Maryland Casinos Posts Moderate 6.4% Revenue Gain in AugustSeptember 14, 2018 11:35 am
This year, Maryland’s casino market has been posting moderate, monthly year-on-year gains, and August was no exception with revenues from the state’s six casinos rising by 6.4% to $146.3 million. A total of $60.4 million was subsequently collected by way of taxes, of which $45.3 million was allocated to the state’s Education Trust Fund, with the rest going towards supporting local communities, casino jurisdictions, as well as Maryland’s horse racing industry.
MGM Resorts’ National Harbor has dominated the state’s casino market since the $1.4 billion resort opened for business in December 2016. Last month, the venue featuring 3,133 slot machines and 198 table games then generated $58.3 million in revenue, up by 10.3% compared to the same month in 2017, and giving it a roughly 40% share of Maryland’s casino market.
Live! Casino & Hotel, despite offering more gaming activities (3,989 slot machines, 202 table games), was the next highest earner on $47 million (+5.1%), giving it 32% slice of the market, with the state’s four other casinos accounting for the remaining 18% of revenues. The only one reporting a year-on-year drop in business, however, was the Horseshoe Casino Baltimore (2,202 slot machines, 167 table games) which saw its revenue contract by 3.7% to $21 million.
Meanwhile, Ocean Downs Casino (892 slot machines, 18 table games) saw its revenue spike by 19% to $8.27 million; Hollywood Casino Perryville (822 slot machines, 22 table games) was up by 5.2% to $6.6 million; and Rocky Gap (665 slot machines, 17 table games) brought up the rear with $5 million in revenue, or 4.9% more than it earned during the same month in 2017.
MGM Resorts Dealer Cheating
The MGM National Harbor in Oxon Hill, Maryland may be the state’s top casino, but in August the venue received a bit of bad press after it was discovered that one of its baccarat dealers was working with a co-conspirator(s) to cheat the property.
According to prosecutors, Ming Zhang would expose a portion of the baccarat deck to his accomplice, and ensure that the exposed cards were not shuffled, meaning his partner(s) in crime was able to “predict the outcome of any given baccarat hand with near-perfect accuracy and place bets accordingly.” Ming Zhang was subsequently able to steal around $1 million from the casino, and after pleading guilty now faces the prospect of up to five years behind bars.
In 2010, Hollywood Casino Perryville became the first casino to open its doors for business in Maryland, with MGM Resorts’ National Harbor in 2016 becoming the state’s sixth gambling establishment.

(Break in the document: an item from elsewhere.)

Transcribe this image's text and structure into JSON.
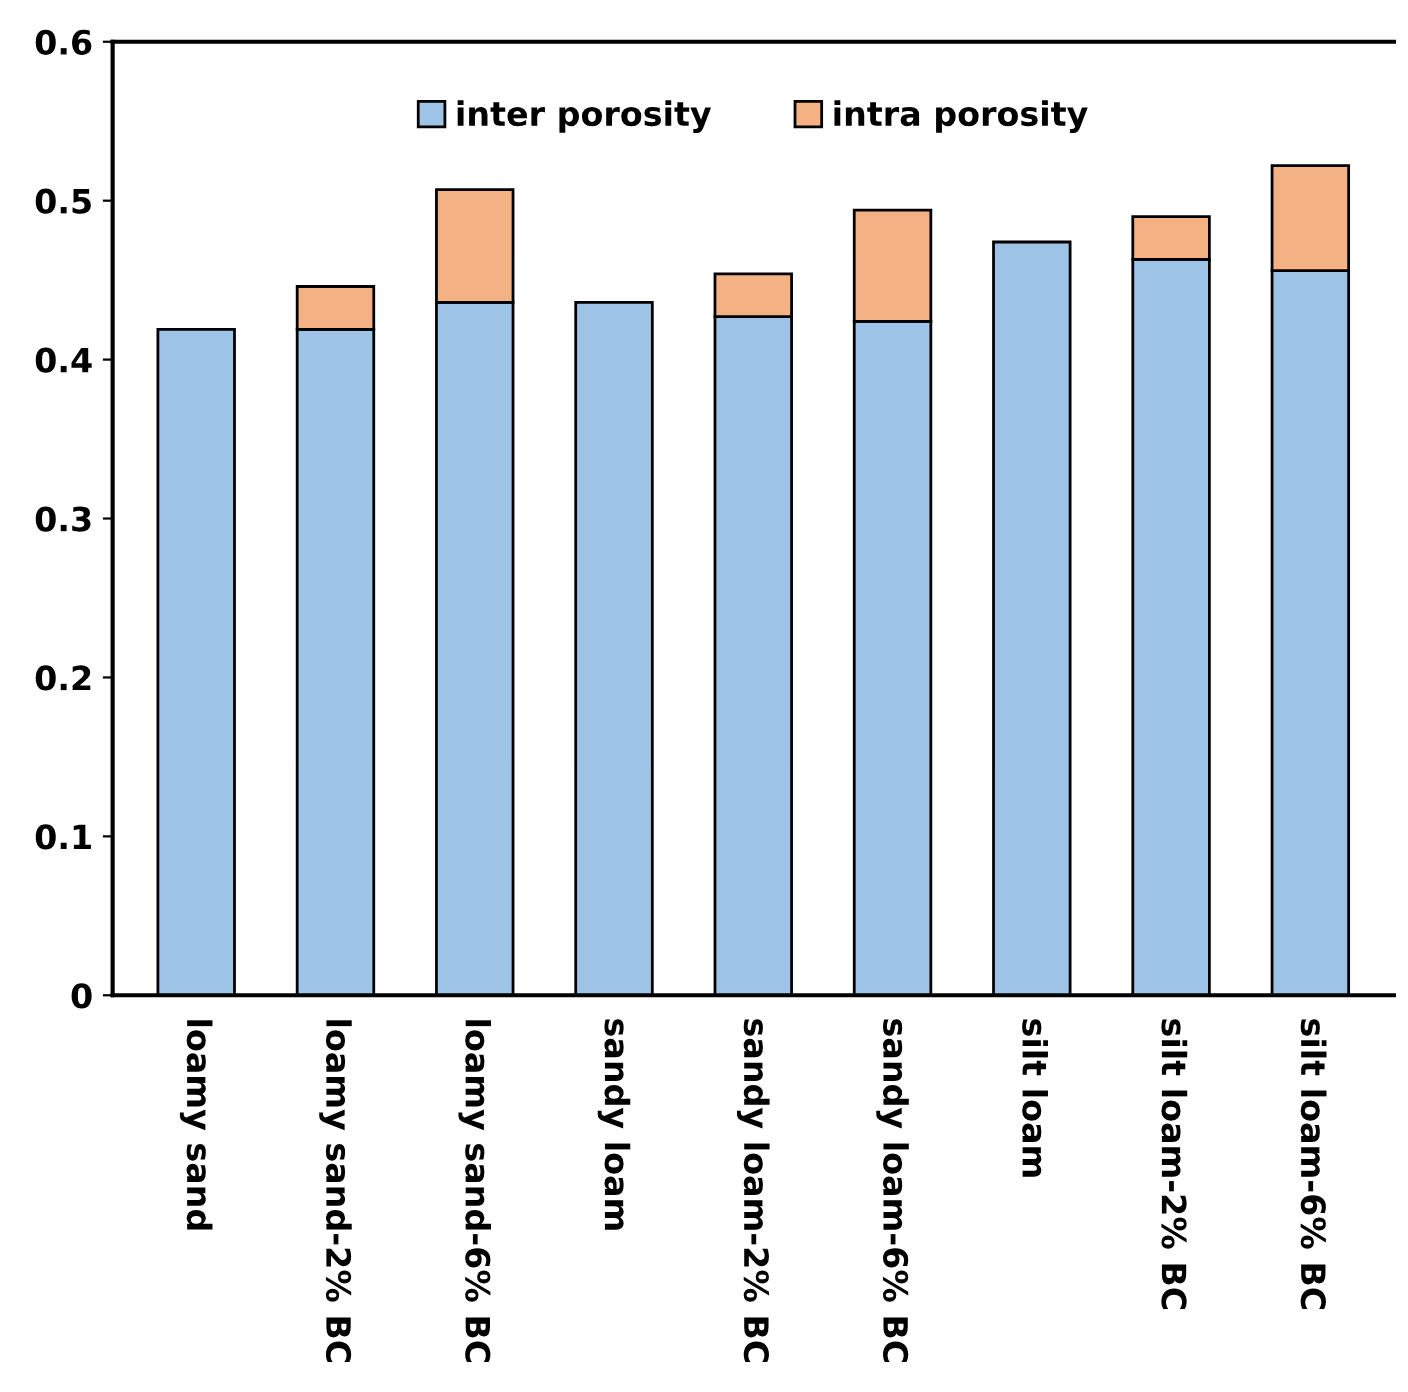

The industry has since proven to be a growing source of revenue for Maryland, and one would have to look back to November 2015 to find the last time year-on-year casino revenues slipped (- 0.5%).
According to the the latest financial report, the casino market generated $1.61 billion in 2017, up by 34.2% versus 2016, and representing a record for the industry. Commenting upon the state’s thriving gambling market, Maryland Lottery and Gaming Director Gordon Medenica said:
“It’s clear they’re not resting on their laurels. We’re seeing ongoing investment in the properties, with the addition of both gaming and nongaming amenities. These investments are clearly designed to attract new customers and spur continued growth.”
In fact, the Baltimore–Washington metropolitan region, which covers the labor market area of the cities of Washington and Baltimore, is now the country’s fourth-biggest casino market, having leapfrogged New York City last year. Nevertheless, Maryland’s casino market has been been posting only moderate year-on-year gains in 2018 compared to the double-digit growth noted in previous years. In 2017, for instance, 30%+ gains were the norm, but this year that figure has slipped to an average of around 6%.
That said, the industry is expected to receive a boost if Maryland legislators get their way and legalize sports gambling within state borders. While a sports betting bill failed in the last legislative session, it is likely to be reintroduced in 2019, and if okayed by lawmakers will then need to pass a referendum by state residents sometime in 2020 before becoming law.